CAIRO: “Everybody’s talking SMEs, said Karim Helal, Group CEO of CI Capital Holding, at the start of a Euromoney panel called “SMEs – Can they ride to the rescue?
SMEs, or small and medium enterprises, have, in the last couple of years, become all the rage. As banks and investment firms slice the pie of large corporates into smaller and smaller pieces, many have begun looking to vast, and largely untapped, market of smaller businesses.
But, as with any new enterprise, there isn’t yet an institutionalized or well established framework for small and medium business to seek financing. Plotting the way forward, said Samir Radwan, from GAFI’s board of trustees, was the panel’s aim.
“One of the main [groups] responsible to achieve the potential of SMEs, said Helal, “are the investment banks. and we’re not doing that.
What most of the panel agreed was that SMEs have yet to find a simple path to the equity and debt markets. Many banks, they said, are still loath to loan to less established businesses.
Helal’s CI Capital is one of the few investment firms to establish a fund directly targeting SMEs, though others are quickly beginning to do the same.
Dina Khayat, managing director of the Arab African International Bank, argued that SMEs are far undervalued because for an SME to become successful, it has had to do so without support from the banks.

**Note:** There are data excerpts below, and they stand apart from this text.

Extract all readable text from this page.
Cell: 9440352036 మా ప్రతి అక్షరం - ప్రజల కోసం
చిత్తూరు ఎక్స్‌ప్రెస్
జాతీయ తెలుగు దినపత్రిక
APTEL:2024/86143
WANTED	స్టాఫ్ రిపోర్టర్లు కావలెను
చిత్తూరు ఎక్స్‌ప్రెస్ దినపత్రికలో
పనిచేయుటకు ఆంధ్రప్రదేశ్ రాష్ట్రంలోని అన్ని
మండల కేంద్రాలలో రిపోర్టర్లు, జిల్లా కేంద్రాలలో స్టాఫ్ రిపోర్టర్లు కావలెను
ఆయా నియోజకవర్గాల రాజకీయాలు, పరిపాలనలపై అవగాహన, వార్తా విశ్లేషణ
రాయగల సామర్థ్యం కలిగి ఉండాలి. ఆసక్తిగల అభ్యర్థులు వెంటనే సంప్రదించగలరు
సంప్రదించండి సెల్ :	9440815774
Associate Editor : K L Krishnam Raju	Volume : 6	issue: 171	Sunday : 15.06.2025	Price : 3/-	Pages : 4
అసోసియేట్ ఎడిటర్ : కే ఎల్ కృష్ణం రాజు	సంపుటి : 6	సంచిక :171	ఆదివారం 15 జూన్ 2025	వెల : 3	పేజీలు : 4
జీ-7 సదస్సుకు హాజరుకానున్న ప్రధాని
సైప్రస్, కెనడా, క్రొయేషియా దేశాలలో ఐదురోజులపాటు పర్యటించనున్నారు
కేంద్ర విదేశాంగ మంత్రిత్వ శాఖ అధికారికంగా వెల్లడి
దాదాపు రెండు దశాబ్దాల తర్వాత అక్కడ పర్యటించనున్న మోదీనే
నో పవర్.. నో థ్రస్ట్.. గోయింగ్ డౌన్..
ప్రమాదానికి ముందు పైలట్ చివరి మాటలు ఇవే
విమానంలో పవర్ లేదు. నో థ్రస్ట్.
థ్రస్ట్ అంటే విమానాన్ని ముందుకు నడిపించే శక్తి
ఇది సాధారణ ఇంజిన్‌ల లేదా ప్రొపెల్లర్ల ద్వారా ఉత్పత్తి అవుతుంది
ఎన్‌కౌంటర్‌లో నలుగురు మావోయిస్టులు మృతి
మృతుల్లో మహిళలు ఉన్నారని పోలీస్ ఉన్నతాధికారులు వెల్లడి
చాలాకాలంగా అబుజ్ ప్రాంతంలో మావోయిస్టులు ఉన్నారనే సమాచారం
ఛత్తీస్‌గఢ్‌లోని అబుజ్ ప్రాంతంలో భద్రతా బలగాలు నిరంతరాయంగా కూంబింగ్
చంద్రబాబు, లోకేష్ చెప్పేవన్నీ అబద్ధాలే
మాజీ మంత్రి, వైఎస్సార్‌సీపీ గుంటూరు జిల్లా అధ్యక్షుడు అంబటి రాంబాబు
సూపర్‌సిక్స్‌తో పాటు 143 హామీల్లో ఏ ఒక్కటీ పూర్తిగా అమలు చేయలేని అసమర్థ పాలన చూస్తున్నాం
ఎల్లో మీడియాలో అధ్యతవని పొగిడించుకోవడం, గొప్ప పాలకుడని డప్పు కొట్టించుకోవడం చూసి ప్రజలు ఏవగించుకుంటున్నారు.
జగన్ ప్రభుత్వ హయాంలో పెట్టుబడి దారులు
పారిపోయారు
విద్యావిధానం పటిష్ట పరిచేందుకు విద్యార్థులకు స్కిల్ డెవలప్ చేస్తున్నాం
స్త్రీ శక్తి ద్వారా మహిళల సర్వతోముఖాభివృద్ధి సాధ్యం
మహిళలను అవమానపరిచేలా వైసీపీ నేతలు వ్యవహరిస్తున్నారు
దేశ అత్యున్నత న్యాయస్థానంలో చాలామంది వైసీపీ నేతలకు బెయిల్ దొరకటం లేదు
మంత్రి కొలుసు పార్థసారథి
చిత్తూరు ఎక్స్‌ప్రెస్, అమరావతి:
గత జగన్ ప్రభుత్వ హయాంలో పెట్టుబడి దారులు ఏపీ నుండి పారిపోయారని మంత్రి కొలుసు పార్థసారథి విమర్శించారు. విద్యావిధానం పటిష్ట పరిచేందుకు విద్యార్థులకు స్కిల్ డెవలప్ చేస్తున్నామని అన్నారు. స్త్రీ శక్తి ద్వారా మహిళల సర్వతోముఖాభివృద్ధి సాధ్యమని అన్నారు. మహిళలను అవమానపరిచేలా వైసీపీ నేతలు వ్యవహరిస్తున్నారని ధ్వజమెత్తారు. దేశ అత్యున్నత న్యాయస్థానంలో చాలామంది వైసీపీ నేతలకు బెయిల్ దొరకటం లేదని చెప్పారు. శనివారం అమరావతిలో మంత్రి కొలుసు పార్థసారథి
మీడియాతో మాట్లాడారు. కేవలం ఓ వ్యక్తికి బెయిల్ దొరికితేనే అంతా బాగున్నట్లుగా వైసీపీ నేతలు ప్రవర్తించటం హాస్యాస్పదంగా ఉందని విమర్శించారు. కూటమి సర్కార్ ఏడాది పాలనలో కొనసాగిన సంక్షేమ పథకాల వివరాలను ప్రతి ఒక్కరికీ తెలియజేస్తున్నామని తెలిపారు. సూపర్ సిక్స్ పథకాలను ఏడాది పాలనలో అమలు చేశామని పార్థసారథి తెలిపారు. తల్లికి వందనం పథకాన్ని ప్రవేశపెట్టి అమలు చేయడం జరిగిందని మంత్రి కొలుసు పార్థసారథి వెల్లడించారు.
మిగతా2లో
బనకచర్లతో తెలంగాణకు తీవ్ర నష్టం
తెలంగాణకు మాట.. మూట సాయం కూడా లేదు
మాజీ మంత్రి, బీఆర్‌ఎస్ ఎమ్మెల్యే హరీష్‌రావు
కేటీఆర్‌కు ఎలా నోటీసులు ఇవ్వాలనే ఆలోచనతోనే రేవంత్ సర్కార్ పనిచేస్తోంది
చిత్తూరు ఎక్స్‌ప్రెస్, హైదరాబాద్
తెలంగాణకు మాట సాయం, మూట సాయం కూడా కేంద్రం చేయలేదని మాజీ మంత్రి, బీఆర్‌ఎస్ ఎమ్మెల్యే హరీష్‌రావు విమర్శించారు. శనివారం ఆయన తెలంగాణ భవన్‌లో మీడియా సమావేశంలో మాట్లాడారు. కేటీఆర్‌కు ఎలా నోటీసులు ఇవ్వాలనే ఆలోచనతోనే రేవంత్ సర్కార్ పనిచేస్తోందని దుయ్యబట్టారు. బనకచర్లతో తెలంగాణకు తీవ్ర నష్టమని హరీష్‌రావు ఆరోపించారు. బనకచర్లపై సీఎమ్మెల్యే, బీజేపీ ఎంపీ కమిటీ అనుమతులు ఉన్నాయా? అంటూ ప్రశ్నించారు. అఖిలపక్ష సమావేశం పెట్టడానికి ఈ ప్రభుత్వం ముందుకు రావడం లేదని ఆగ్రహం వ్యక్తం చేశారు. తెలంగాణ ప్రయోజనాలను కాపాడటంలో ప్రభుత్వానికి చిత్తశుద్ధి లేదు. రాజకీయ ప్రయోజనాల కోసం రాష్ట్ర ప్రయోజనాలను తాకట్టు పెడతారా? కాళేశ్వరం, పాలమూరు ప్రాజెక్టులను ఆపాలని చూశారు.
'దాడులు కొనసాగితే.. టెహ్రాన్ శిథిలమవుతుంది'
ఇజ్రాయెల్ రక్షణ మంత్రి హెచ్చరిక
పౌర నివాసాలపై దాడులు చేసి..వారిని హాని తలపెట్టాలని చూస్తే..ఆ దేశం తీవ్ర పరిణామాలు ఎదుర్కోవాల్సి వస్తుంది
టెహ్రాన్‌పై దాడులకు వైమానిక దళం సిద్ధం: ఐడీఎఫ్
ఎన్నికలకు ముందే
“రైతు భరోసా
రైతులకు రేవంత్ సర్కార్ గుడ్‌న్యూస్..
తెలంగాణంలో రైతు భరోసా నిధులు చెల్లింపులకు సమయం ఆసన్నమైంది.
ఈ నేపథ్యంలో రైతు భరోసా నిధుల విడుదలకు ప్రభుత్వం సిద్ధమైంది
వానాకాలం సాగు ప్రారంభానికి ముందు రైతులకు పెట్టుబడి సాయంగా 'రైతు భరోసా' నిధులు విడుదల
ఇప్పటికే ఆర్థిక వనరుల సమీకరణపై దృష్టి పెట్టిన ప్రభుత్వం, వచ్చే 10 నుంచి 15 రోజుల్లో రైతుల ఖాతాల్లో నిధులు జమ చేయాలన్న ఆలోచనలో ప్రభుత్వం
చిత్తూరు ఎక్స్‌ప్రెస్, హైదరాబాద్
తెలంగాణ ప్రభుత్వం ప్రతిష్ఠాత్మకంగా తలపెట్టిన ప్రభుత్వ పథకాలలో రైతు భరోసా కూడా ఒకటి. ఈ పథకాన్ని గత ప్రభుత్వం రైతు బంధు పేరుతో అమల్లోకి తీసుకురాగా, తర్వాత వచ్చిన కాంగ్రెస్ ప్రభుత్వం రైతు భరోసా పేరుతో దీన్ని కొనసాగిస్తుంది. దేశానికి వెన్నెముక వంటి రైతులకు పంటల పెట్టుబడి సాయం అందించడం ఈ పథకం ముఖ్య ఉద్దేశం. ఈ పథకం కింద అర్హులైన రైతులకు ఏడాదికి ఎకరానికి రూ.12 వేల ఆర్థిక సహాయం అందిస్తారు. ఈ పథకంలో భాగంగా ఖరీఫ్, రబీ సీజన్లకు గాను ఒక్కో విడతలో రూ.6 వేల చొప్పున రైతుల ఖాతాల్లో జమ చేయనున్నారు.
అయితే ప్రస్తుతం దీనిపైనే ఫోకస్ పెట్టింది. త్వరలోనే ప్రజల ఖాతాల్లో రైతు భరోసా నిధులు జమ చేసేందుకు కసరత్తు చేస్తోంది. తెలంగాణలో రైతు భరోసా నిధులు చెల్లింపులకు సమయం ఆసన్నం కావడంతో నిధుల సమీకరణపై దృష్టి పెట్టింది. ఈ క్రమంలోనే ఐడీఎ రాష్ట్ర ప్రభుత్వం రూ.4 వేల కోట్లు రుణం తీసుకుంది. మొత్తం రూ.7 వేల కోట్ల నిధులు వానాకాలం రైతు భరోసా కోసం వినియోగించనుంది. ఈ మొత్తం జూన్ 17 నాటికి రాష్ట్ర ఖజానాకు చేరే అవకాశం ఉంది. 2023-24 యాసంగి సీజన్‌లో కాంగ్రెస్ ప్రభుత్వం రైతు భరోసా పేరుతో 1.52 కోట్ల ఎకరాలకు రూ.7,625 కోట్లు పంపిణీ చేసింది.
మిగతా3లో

“People who have launched business and sustained them, she said, have done so “without help from anybody.
AAIB is due to open an SME direct investment fund later this year, in collaboration with the Industrial Modernization Center (IMC), reported Al-Mal. The fund will be capitalized at around LE 300-500 million and targets varied enterprises, but will focus on industrial services.
The process, Khayat said, for bringing these companies the financing they need will be slow.
“I think we need to look for ways the government can help without subsidizing or giving money directly, she said.
She suggested some sort of government led one stop shop through which SMEs can seek access to the equity and debt markets.
Josse Dora Fiani, CEO of Coface Egypt, lamented the lack of a “team culture in Egypt and encouraged SMEs to organize into “sectoral clusters.
The NileX exchange is meant to give SMEs easier access to the equity market. So far, though, the results have been mixed, said Heba El Serafy, director of research for the Egyptian Exchange.
Only a handful of SME’s have had IPOs, she said, as a result of the slowdown in the global economy.
“We’re currently working on preparing the trading environment so that SMEs can more easily go public, she said.
The NileX has relaxed listing requirements, she said, but hasn’t softened on disclosure requirements so that investors will feel more comfortable getting involved.
Nonetheless, the appetite for financing is there, said Adham Nadim, executive director of the Industrial Modernization Center.
A total of 600 survey results Nadim received from SMEs asked for a total of LE 8 billion in finance.
In 2008, he said, there were 2,260 first time exporters he said. Many of them were SMEs.
“They’re now ready to go out and interact with the world, he said.
The trick, though, will be whether the banks can establish a framework to help them do so.